Os achados são de um levantamento feito pelo Ibope em 458 escolas municipais, estaduais e federais, entre outubro e novembro de 2011, a pedido do Instituto Votorantim, da ONG Atletas pela Cidadania e do Instituto Ayrton Senna. Ao investigar uma disciplina que ainda carrega o estigma de ser voltada primordialmente para a prática esportiva, sem maiores contribuições para a vida escolar e futura do aluno, o estudo demonstra que diretores e vice-diretores são levemente mais otimistas quanto à importância dada a ela: eles são 87%, ante 71% dos professores.
Professor da rede pública no bairro paulistano do Jaraguá, Daniel Reis, 29 anos, conta que, apesar de não fugir das habilidades específicas da disciplina, seu maior objetivo é formar alunos autônomos, críticos e com valores.
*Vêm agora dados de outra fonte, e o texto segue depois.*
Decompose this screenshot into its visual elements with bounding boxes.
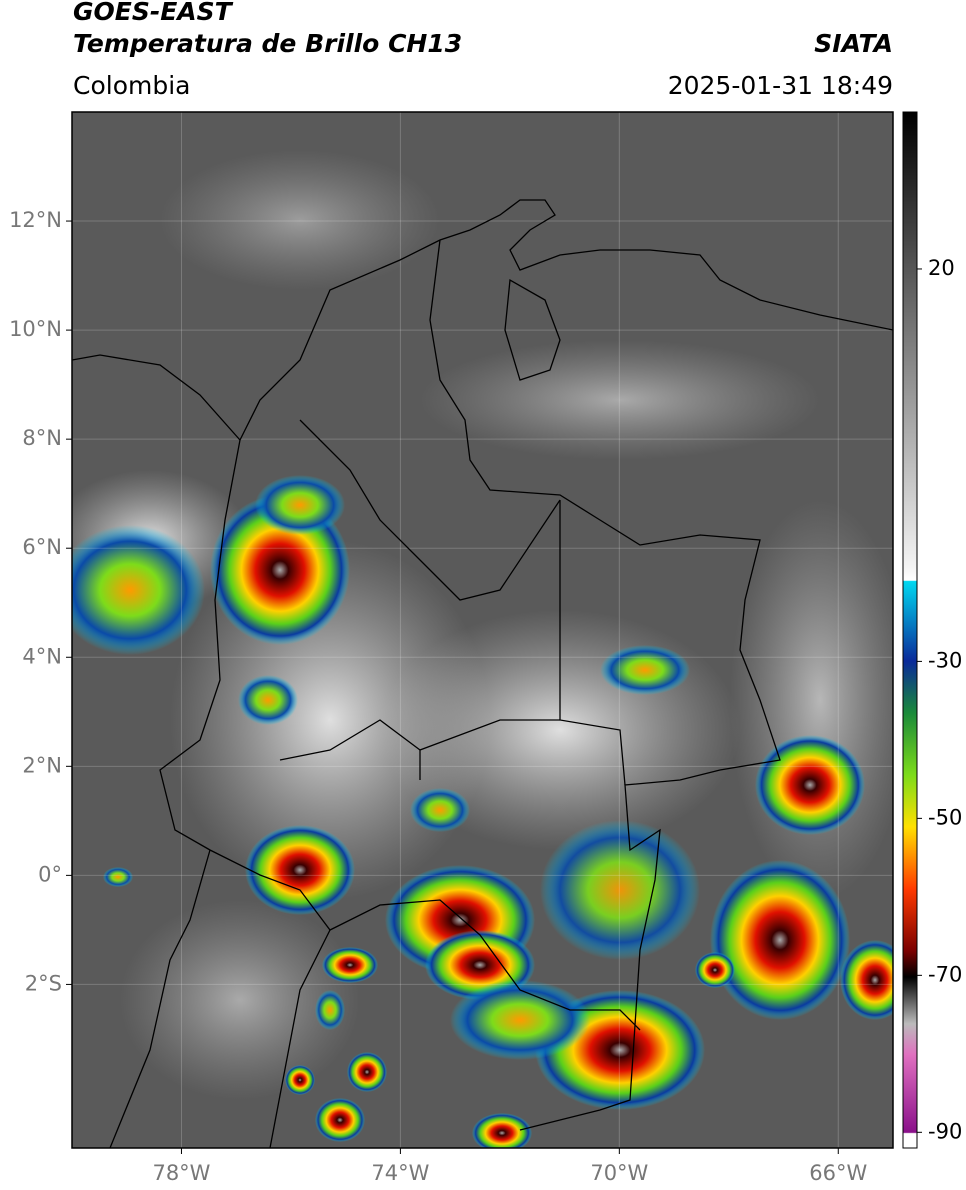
- x-tick-label: 66°W: [809, 1161, 867, 1185]
- y-tick-label: 8°N: [22, 426, 62, 450]
- colorbar-tick-label: -50: [928, 805, 962, 829]
- y-tick-label: 6°N: [22, 535, 62, 559]
- colorbar-tick-label: -30: [928, 648, 962, 672]
- map-frame: [71, 111, 894, 1149]
- y-tick-label: 4°N: [22, 644, 62, 668]
- map-area: [72, 112, 893, 1148]
- y-tick-label: 12°N: [9, 208, 62, 232]
- product-title: Temperatura de Brillo CH13: [73, 29, 462, 58]
- ticks: 78°W 74°W 70°W 66°W 12°N 10°N 8°N 6°N 4°N 2°N 0° 2°…: [9, 208, 962, 1185]
- satellite-title: GOES-EAST: [73, 0, 234, 26]
- borders: [72, 199, 893, 1148]
- y-tick-label: 2°N: [22, 753, 62, 777]
- colorbar-tick-label: -70: [928, 962, 962, 986]
- y-tick-label: 2°S: [25, 971, 62, 995]
- x-tick-label: 74°W: [371, 1161, 429, 1185]
- colorbar: [902, 111, 918, 1149]
- grid: [72, 112, 893, 1148]
- region-label: Colombia: [73, 71, 190, 100]
- datetime-label: 2025-01-31 18:49: [668, 71, 893, 100]
- y-tick-label: 10°N: [9, 317, 62, 341]
- x-tick-label: 78°W: [152, 1161, 210, 1185]
- colorbar-tick-label: -90: [928, 1119, 962, 1143]
- x-tick-label: 70°W: [590, 1161, 648, 1185]
- convective-cells: [72, 475, 893, 1148]
- colorbar-tick-label: 20: [928, 256, 955, 280]
- y-tick-label: 0°: [38, 862, 62, 886]
- agency-label: SIATA: [814, 29, 893, 58]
Sobre o reconhecimento da disciplina na escola, ele é lacônico. “As pessoas não falam, mas fica meio implícito.
A pesquisadora da Faculdade de Educação Física da Unicamp Helena Altmann baseia-se em números para tentar explicar os motivos dessa percepção. “O desprestígio da Educação Física escolar fica evidente quando olhamos para a frequência das aulas”, analisa. A oferta das aulas varia de acordo com os níveis de ensino. Durante o Fundamental I, é feita, em média, 1,9 aula por semana; no Fundamental II, o número sobe para 2,2 aulas semanais, mas cai no Ensino Médio para 1,7 aula. Segundo a especialista, como o Ensino Médio é muito voltado para o vestibular, a disciplina acaba em segundo plano.
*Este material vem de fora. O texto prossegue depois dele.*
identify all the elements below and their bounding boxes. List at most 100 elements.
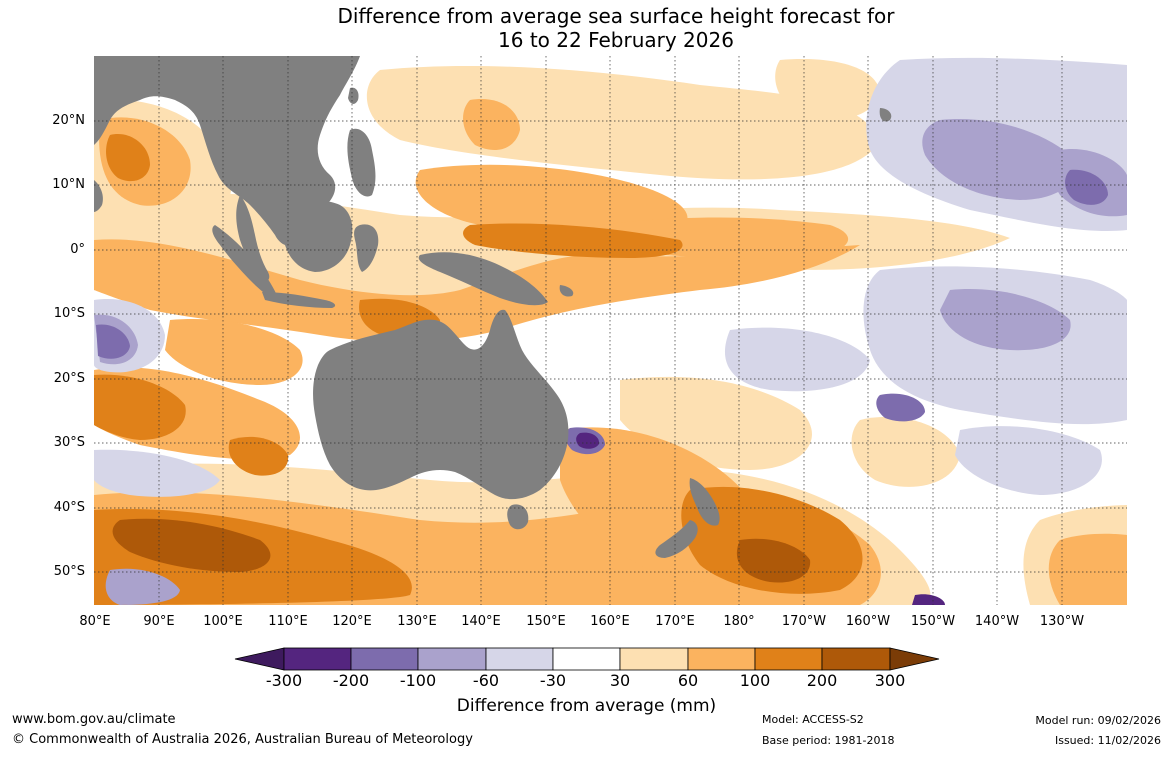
footer-base-period: Base period: 1981-2018 — [762, 734, 895, 747]
anomaly-band-nz-peak — [736, 538, 811, 583]
land-sulawesi — [354, 224, 379, 272]
legend-swatch-5 — [552, 647, 621, 671]
legend-swatch-2 — [350, 647, 419, 671]
land-hawaii — [879, 108, 892, 122]
anomaly-band-np-core — [922, 119, 1075, 200]
legend-swatch-9 — [821, 647, 891, 671]
legend-tick-300: 300 — [874, 671, 906, 690]
lat-label-40s: 40°S — [53, 500, 85, 515]
lon-label-140w: 140°W — [974, 614, 1020, 629]
anomaly-band-equatorial-core — [463, 223, 683, 258]
lon-label-170w: 170°W — [781, 614, 827, 629]
lon-label-150w: 150°W — [910, 614, 956, 629]
anomaly-band-tasman-neg-peak — [576, 432, 600, 449]
anomaly-band-east-pacific-30s — [955, 426, 1102, 495]
lat-label-30s: 30°S — [53, 435, 85, 450]
lon-label-170e: 170°E — [655, 614, 695, 629]
anomaly-band-indian-peak — [96, 324, 130, 359]
land-asia — [94, 56, 360, 246]
anomaly-band-north-pacific — [366, 65, 880, 180]
legend-tick-minus-300: -300 — [265, 671, 303, 690]
land-india-tip — [94, 180, 103, 212]
anomaly-band-central-pacific-south — [724, 327, 870, 392]
anomaly-band-indian-mid — [165, 319, 303, 385]
legend-tick-200: 200 — [806, 671, 838, 690]
land-borneo — [283, 200, 353, 272]
legend-title: Difference from average (mm) — [456, 696, 717, 716]
lon-label-180: 180° — [723, 614, 755, 629]
footer-model-run: Model run: 09/02/2026 — [1035, 714, 1161, 727]
anomaly-band-south-indian — [94, 449, 220, 497]
lon-label-150e: 150°E — [526, 614, 566, 629]
lat-label-10n: 10°N — [52, 177, 85, 192]
land-new-zealand-north — [689, 478, 720, 526]
lon-label-80e: 80°E — [79, 614, 111, 629]
anomaly-band-east-indian — [105, 568, 180, 605]
legend-tick-60: 60 — [677, 671, 699, 690]
legend-tick-minus-60: -60 — [472, 671, 500, 690]
anomaly-band-philippine — [463, 99, 520, 150]
lon-label-140e: 140°E — [461, 614, 501, 629]
lon-label-100e: 100°E — [203, 614, 243, 629]
legend-swatch-1 — [283, 647, 352, 671]
legend-tick-minus-200: -200 — [332, 671, 370, 690]
anomaly-band-indonesia — [94, 239, 860, 342]
footer-website[interactable]: www.bom.gov.au/climate — [12, 712, 176, 727]
anomaly-band-north-atlantic — [775, 59, 880, 120]
lat-label-0: 0° — [70, 242, 85, 257]
land-philippines — [347, 128, 376, 197]
legend-tick-30: 30 — [609, 671, 631, 690]
anomaly-band-west-20s — [94, 374, 186, 440]
map-area — [94, 56, 1127, 605]
map-title-line-2: 16 to 22 February 2026 — [498, 28, 734, 52]
legend-swatch-8 — [754, 647, 823, 671]
map-title-line-1: Difference from average sea surface heig… — [337, 4, 895, 28]
lat-label-10s: 10°S — [53, 306, 85, 321]
lon-label-160e: 160°E — [590, 614, 630, 629]
land-tasmania — [507, 504, 529, 530]
legend-swatch-7 — [687, 647, 756, 671]
lat-label-20s: 20°S — [53, 371, 85, 386]
lat-label-20n: 20°N — [52, 113, 85, 128]
gridlines — [94, 56, 1127, 605]
anomaly-band-south-peak — [912, 594, 945, 605]
legend-colorbar — [234, 647, 940, 671]
footer-model: Model: ACCESS-S2 — [762, 713, 864, 726]
legend-swatch-4 — [485, 647, 554, 671]
land-new-guinea — [418, 252, 548, 306]
lon-label-160w: 160°W — [845, 614, 891, 629]
legend-arrow-right — [889, 647, 940, 671]
legend-swatch-6 — [619, 647, 689, 671]
legend-tick-100: 100 — [739, 671, 771, 690]
land-malay-peninsula — [236, 195, 270, 281]
land-australia — [313, 309, 569, 500]
anomaly-band-east-pacific-south — [1048, 533, 1127, 605]
land-masses — [94, 56, 892, 558]
anomaly-band-bengal-core — [106, 134, 150, 182]
anomaly-band-np-peak — [1065, 169, 1108, 205]
lat-label-50s: 50°S — [53, 564, 85, 579]
legend-tick-minus-100: -100 — [399, 671, 437, 690]
footer-issued: Issued: 11/02/2026 — [1054, 734, 1161, 747]
legend-swatch-3 — [417, 647, 487, 671]
anomaly-field — [94, 57, 1127, 605]
legend-arrow-left — [234, 647, 285, 671]
anomaly-band-sp-core — [940, 289, 1071, 351]
anomaly-band-indian-east — [228, 436, 289, 476]
land-sumatra — [212, 225, 278, 299]
lon-label-110e: 110°E — [268, 614, 308, 629]
land-new-zealand-south — [655, 520, 698, 558]
lon-label-130e: 130°E — [397, 614, 437, 629]
footer-copyright: © Commonwealth of Australia 2026, Austra… — [12, 732, 473, 747]
land-java — [262, 292, 336, 308]
lon-label-120e: 120°E — [332, 614, 372, 629]
land-solomon — [559, 285, 574, 297]
anomaly-band-sp-peak — [876, 393, 925, 422]
anomaly-band-southern-peak — [112, 518, 271, 572]
legend-tick-minus-30: -30 — [539, 671, 567, 690]
lon-label-90e: 90°E — [143, 614, 175, 629]
lon-label-130w: 130°W — [1039, 614, 1085, 629]
land-taiwan — [348, 87, 359, 104]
Por outro lado, a noção de que a Educação Física escolar significa necessariamente suor, jogos competitivos e esportes precisa ser superada – algo que já acontece entre os estudiosos –, explica o professor e pesquisador da Faculdade de Educação Física da USP Marcos Neira. As mudanças começaram ainda na década de 1980 e hoje já se encontram cristalizadas em muitas propostas curriculares estaduais e municipais. “A ideia hoje majoritária no campo é que a Educação Física deve ser a disciplina que ajude os alunos a entenderem e produzirem as manifestações corporais, como as danças, às lutas, a ginástica e também os esportes”, explica.
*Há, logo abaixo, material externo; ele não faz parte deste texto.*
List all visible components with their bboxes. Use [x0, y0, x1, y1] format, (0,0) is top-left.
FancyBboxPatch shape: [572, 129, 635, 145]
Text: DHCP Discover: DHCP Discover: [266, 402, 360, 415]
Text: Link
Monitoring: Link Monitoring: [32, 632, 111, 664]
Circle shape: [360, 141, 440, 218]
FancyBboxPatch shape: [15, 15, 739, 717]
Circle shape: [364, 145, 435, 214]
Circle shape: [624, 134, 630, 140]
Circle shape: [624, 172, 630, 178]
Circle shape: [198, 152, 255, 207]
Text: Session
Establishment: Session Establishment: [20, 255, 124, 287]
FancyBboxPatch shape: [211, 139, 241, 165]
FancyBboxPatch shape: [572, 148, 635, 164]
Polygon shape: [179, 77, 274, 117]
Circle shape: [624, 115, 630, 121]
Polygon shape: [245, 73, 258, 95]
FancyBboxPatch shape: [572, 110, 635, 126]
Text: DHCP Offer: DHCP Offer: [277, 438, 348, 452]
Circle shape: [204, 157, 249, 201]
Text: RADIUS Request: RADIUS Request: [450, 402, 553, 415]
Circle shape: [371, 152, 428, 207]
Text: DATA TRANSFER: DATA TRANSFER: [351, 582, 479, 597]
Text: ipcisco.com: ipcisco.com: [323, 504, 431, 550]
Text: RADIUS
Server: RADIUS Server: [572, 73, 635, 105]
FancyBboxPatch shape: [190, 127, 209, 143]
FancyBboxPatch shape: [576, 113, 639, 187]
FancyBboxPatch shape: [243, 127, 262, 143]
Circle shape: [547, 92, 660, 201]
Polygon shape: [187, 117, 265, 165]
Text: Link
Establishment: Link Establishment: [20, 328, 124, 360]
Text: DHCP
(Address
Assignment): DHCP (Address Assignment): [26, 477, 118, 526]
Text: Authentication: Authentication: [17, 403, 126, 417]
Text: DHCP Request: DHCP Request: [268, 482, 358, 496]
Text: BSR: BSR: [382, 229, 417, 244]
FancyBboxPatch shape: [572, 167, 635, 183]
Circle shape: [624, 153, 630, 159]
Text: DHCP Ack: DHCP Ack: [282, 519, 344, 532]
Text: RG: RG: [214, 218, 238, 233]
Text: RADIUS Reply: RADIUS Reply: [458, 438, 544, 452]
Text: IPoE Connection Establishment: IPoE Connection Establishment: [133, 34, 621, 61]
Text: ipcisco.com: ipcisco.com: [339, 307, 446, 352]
A disciplina foi incluída no currículo escolar pela primeira vez em 1851, quando a Reforma Couto Ferraz tornou obrigatória a Educação Física nas escolas. Ligada a questões médico-higienistas, as aulas no começo do século 20 não eram consideradas parte do trabalho escolar e incluíam conteúdos de anatomia e fisiologia. O Exército também passou a influenciar a área a partir da década de 1930, quando os militares eram os principais professores das então chamadas aulas de ginástica, cujo objetivo era formar indivíduos fortes e com boa resistência física.